Well, people in the English-speaking world have been “doing” ghosts in just this way for hundreds of years, and there is a good reason for it. In Britain, until relatively recently, a wooden coffin was a post-mortem luxury that was far too expensive for many people.
In fact, only the relatively well-to-do could afford coffins in which to bury the remains of their departed loved ones. That meant that the corpses of poor people—and there were a lot of those—had to go coffinless.
So instead of boxing their dead, the poor shrouded bodies for burial by wrapping them in a winding sheet—a white cloth that bound and covered the corpse, head to toe.
And whenever a mischief-maker wanted to frighten someone by pretending to be a ghost, he used white fabric to give himself the appearance of a body that had just crawled from the grave.
According to Owen Davies, in his book, The Haunted: A Social History of Ghosts, winding sheets traditionally were made of linen, in imitation of Jesus’ burial shroud. But in 1666, in an effort to support the country’s textile industry, the British government ordered that they be made of wool.

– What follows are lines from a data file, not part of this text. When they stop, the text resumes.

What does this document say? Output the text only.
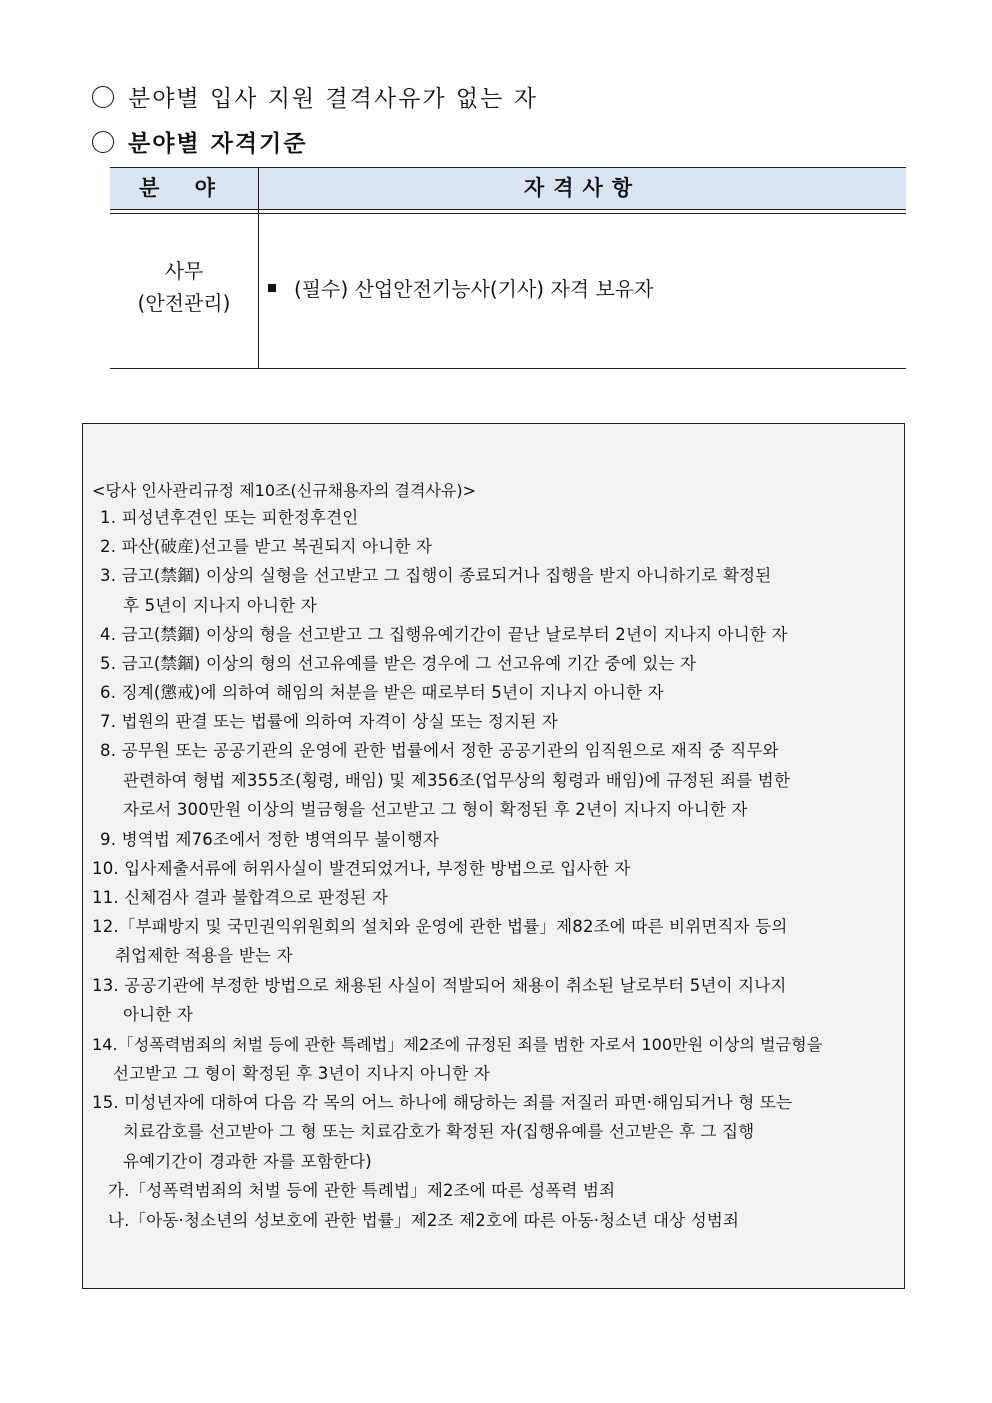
분야별 입사 지원 결격사유가 없는 자
분야별 자격기준
분 야	자격사항
사무
(안전관리)
(필수) 산업안전기능사(기사) 자격 보유자
<당사 인사관리규정 제10조(신규채용자의 결격사유)>
1. 피성년후견인 또는 피한정후견인
2. 파산(破産)선고를 받고 복권되지 아니한 자
3. 금고(禁錮) 이상의 실형을 선고받고 그 집행이 종료되거나 집행을 받지 아니하기로 확정된
후 5년이 지나지 아니한 자
4. 금고(禁錮) 이상의 형을 선고받고 그 집행유예기간이 끝난 날로부터 2년이 지나지 아니한 자
5. 금고(禁錮) 이상의 형의 선고유예를 받은 경우에 그 선고유예 기간 중에 있는 자
6. 징계(懲戒)에 의하여 해임의 처분을 받은 때로부터 5년이 지나지 아니한 자
7. 법원의 판결 또는 법률에 의하여 자격이 상실 또는 정지된 자
8. 공무원 또는 공공기관의 운영에 관한 법률에서 정한 공공기관의 임직원으로 재직 중 직무와
관련하여 형법 제355조(횡령, 배임) 및 제356조(업무상의 횡령과 배임)에 규정된 죄를 범한
자로서 300만원 이상의 벌금형을 선고받고 그 형이 확정된 후 2년이 지나지 아니한 자
9. 병역법 제76조에서 정한 병역의무 불이행자
10. 입사제출서류에 허위사실이 발견되었거나, 부정한 방법으로 입사한 자
11. 신체검사 결과 불합격으로 판정된 자
12.「부패방지 및 국민권익위원회의 설치와 운영에 관한 법률」제82조에 따른 비위면직자 등의
취업제한 적용을 받는 자
13. 공공기관에 부정한 방법으로 채용된 사실이 적발되어 채용이 취소된 날로부터 5년이 지나지
아니한 자
14.「성폭력범죄의 처벌 등에 관한 특례법」제2조에 규정된 죄를 범한 자로서 100만원 이상의 벌금형을
선고받고 그 형이 확정된 후 3년이 지나지 아니한 자
15. 미성년자에 대하여 다음 각 목의 어느 하나에 해당하는 죄를 저질러 파면·해임되거나 형 또는
치료감호를 선고받아 그 형 또는 치료감호가 확정된 자(집행유예를 선고받은 후 그 집행
유예기간이 경과한 자를 포함한다)
가.「성폭력범죄의 처벌 등에 관한 특례법」제2조에 따른 성폭력 범죄
나.「아동·청소년의 성보호에 관한 법률」제2조 제2호에 따른 아동·청소년 대상 성범죄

For centuries, if you were British, dressing in sheets was an extremely effective way of scaring people.
Not only did most British people believe in ghosts—in fact, a slight majority still do—but one highly popular myth concerning the form in which a dead person might return in order to haunt the living was that of the revenant—a reanimated corpse that had clawed its way out of the ground.
Of course, one of these “walking dead” would doubtlessly be trailing its winding sheet as it staggered about the earth.
Although burial shrouds have been out of fashion for so long that we barely remember them, the archetype of the ghost as a supernatural being draped in sheets has remained with us, unchanged.